Из венской газеты «Wiener Zeitung» от 7 декабря 1791 года:
«В ночь с 4 на 5 с. м. здесь скончался императорский и королевский придворный камер-композитор Вольфганг Моцарт. С детства известный всей Европе редкостным своим музыкальным талантом, он удачливейшим развитием от природы унаследованной одаренности и упорнейшим ее применением достиг величайшего мастерства; свидетельство тому – его очаровательные и всем полюбившиеся произведения, заставляющие думать о невосполнимой утрате, постигшей благородное искусство с его смертью».
И эта слава, отбрасывавшая свой отблеск и на Констанцию, разрослась до неимоверных размеров. Констанция жила с Ниссеном без забот, греясь в лучах славы своего первого мужа.
Констанция, имевшая энергичного помощника в лице аббата, профессора теологии Максимилиана Штадлера (1748–1833), относилась теперь к тому известному, долго живущему типу вдов великих людей искусства, который можно представить, как некую смесь хранительниц Грааля, деловитости часто некорректной и отсутствия к ним какого-либо доверия.

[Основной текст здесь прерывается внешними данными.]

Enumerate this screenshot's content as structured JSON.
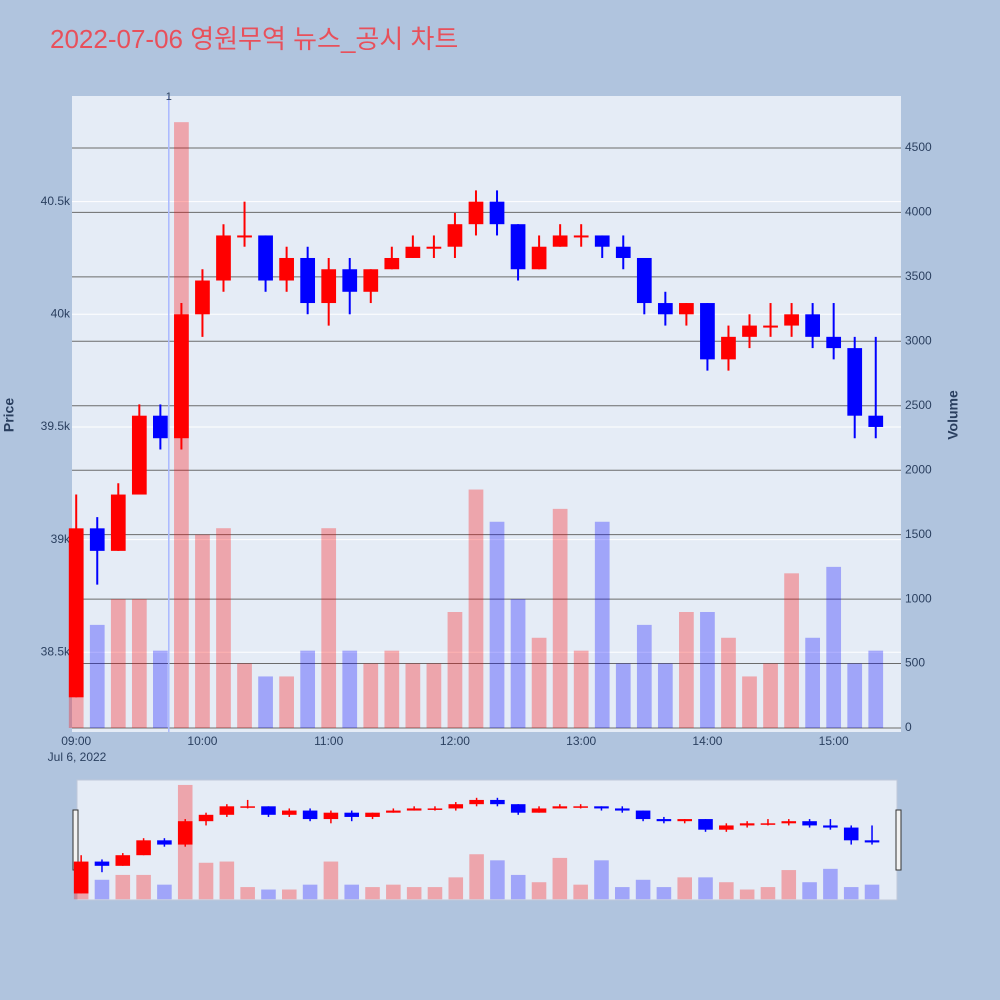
{
  "chart_data": {
    "type": "candlestick",
    "title": "2022-07-06 영원무역 뉴스_공시 차트",
    "x": [
      "09:00",
      "09:10",
      "09:20",
      "09:30",
      "09:40",
      "09:50",
      "10:00",
      "10:10",
      "10:20",
      "10:30",
      "10:40",
      "10:50",
      "11:00",
      "11:10",
      "11:20",
      "11:30",
      "11:40",
      "11:50",
      "12:00",
      "12:10",
      "12:20",
      "12:30",
      "12:40",
      "12:50",
      "13:00",
      "13:10",
      "13:20",
      "13:30",
      "13:40",
      "13:50",
      "14:00",
      "14:10",
      "14:20",
      "14:30",
      "14:40",
      "14:50",
      "15:00",
      "15:10",
      "15:20"
    ],
    "open": [
      38300,
      39050,
      38950,
      39200,
      39550,
      39450,
      40000,
      40150,
      40350,
      40350,
      40150,
      40250,
      40050,
      40200,
      40100,
      40200,
      40250,
      40300,
      40300,
      40400,
      40500,
      40400,
      40200,
      40300,
      40350,
      40350,
      40300,
      40250,
      40050,
      40000,
      40050,
      39800,
      39900,
      39950,
      39950,
      40000,
      39900,
      39850,
      39550
    ],
    "high": [
      39200,
      39100,
      39250,
      39600,
      39600,
      40050,
      40200,
      40400,
      40500,
      40350,
      40300,
      40300,
      40250,
      40250,
      40200,
      40300,
      40350,
      40350,
      40450,
      40550,
      40550,
      40400,
      40350,
      40400,
      40400,
      40350,
      40350,
      40250,
      40100,
      40050,
      40050,
      39950,
      40000,
      40050,
      40050,
      40050,
      40050,
      39900,
      39900
    ],
    "low": [
      38300,
      38800,
      38950,
      39200,
      39400,
      39400,
      39900,
      40100,
      40300,
      40100,
      40100,
      40000,
      39950,
      40000,
      40050,
      40200,
      40250,
      40250,
      40250,
      40350,
      40350,
      40150,
      40200,
      40300,
      40300,
      40250,
      40200,
      40000,
      39950,
      39950,
      39750,
      39750,
      39850,
      39900,
      39900,
      39850,
      39800,
      39450,
      39450
    ],
    "close": [
      39050,
      38950,
      39200,
      39550,
      39450,
      40000,
      40150,
      40350,
      40350,
      40150,
      40250,
      40050,
      40200,
      40100,
      40200,
      40250,
      40300,
      40300,
      40400,
      40500,
      40400,
      40200,
      40300,
      40350,
      40350,
      40300,
      40250,
      40050,
      40000,
      40050,
      39800,
      39900,
      39950,
      39950,
      40000,
      39900,
      39850,
      39550,
      39500
    ],
    "volume": [
      1500,
      800,
      1000,
      1000,
      600,
      4700,
      1500,
      1550,
      500,
      400,
      400,
      600,
      1550,
      600,
      500,
      600,
      500,
      500,
      900,
      1850,
      1600,
      1000,
      700,
      1700,
      600,
      1600,
      500,
      800,
      500,
      900,
      900,
      700,
      400,
      500,
      1200,
      700,
      1250,
      500,
      600
    ],
    "increasing_color": "#ff0000",
    "decreasing_color": "#0000ff",
    "xlim": [
      "08:58",
      "15:32"
    ],
    "xticks": [
      "09:00",
      "10:00",
      "11:00",
      "12:00",
      "13:00",
      "14:00",
      "15:00"
    ],
    "x_date_label": "Jul 6, 2022",
    "ylim": [
      38146,
      40969
    ],
    "yticks": [
      {
        "value": 38500,
        "label": "38.5k"
      },
      {
        "value": 39000,
        "label": "39k"
      },
      {
        "value": 39500,
        "label": "39.5k"
      },
      {
        "value": 40000,
        "label": "40k"
      },
      {
        "value": 40500,
        "label": "40.5k"
      }
    ],
    "y2lim": [
      -31,
      4903
    ],
    "y2ticks": [
      0,
      500,
      1000,
      1500,
      2000,
      2500,
      3000,
      3500,
      4000,
      4500
    ],
    "yaxis_title": "Price",
    "y2axis_title": "Volume",
    "annotation": {
      "x": "09:44",
      "text": "1"
    },
    "rangeslider": true
  }
}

Весьма примечателен для характера вдовы музыкального гения момент, о котором писал Немечек, вспоминая, как он собирал материал для биографии Моцарта:
«Я не мог воспользоваться всем, отчасти из-за живых еще лиц (герр Зюсмайр), отчасти из-за недоверия к кое-чему из того, что мадам Моцарт показывала или говорила». То же самое можно было отнести к сестре Зофи и написанным ей письмом для биографии Моцарта.
С одной стороны, все второстепенное Зофи описала весьма детально, а всё существенное – неверно. Поэтому с чистой совестью можно было исходить из того, что в этом письме – учитывая даже ретроспекцию в 34 года – многое выдумано, тем более, что именно такой день, день смерти, как правило, детальней оседает в памяти, но чтобы так неточно – этого уж нет. Отсюда же выходит, что Моцарт опять должен сделаться добрым католиком, а потому все масонское из его бумаг должно быть устранено, тем более что они могли содержать нечто, уличающее и саму Констанцию. Наконец, в письмах, которые не были уничтожены, как можно меньше должно было фигурировать имя Зюсмайра – как и другие имена, – ибо потомки могли обнаружить нечто, для них не предназначавшееся. Такая завидная последовательность в заметании следов окончательно свидетельствовало об известной вине Констанции в смерти Моцарта.
Но поскольку уничтожила она только часть, – но довольно важную, – общего материала, то будущих биографов она просто ошеломила, сознательно введя их в заблуждение. Теперь невозможно сказать что-либо определенное! Что могло побудить Констанцию сплошь и рядом устранять имя Зюсмайра из бумаг или передоверить это Ниссену, если в письмах было, нечто, что компрометировало её имя? Многие биографы явно не задумывались об этом, и до сих пор нет исчерпывающего объяснения этой её страсти. Очевидно, один из мотивов крылся в том, что она не хотела афишировать свою связь с Зюсмайром. И потому, что эта связь с учеником своего мужа стала для неё не совсем приемлемой и превращала её, – выражаясь осторожно, – в посвященную готовящегося отравления, ей пришлось уничтожить Зюсмайра документально, насколько это было возможно.
Более того, не менее интересно и то, что Ниссен с 1810 по 1820 год, то есть еще до момента своей биографической деятельности, работал политическим цензором в Копенгагене. Возникал естественный вопрос, насколько он цензировал документы Моцарта, изучая и перерабатывая их. Констанция, впрочем, насколько это известно, после 1792 года никогда более не контактировала с Францем Ксавером Зюсмайром, хотя он заявил о себе теперь как преуспевающий композитор. И над этим стоило задуматься, ведь прежде он был ее интимным другом.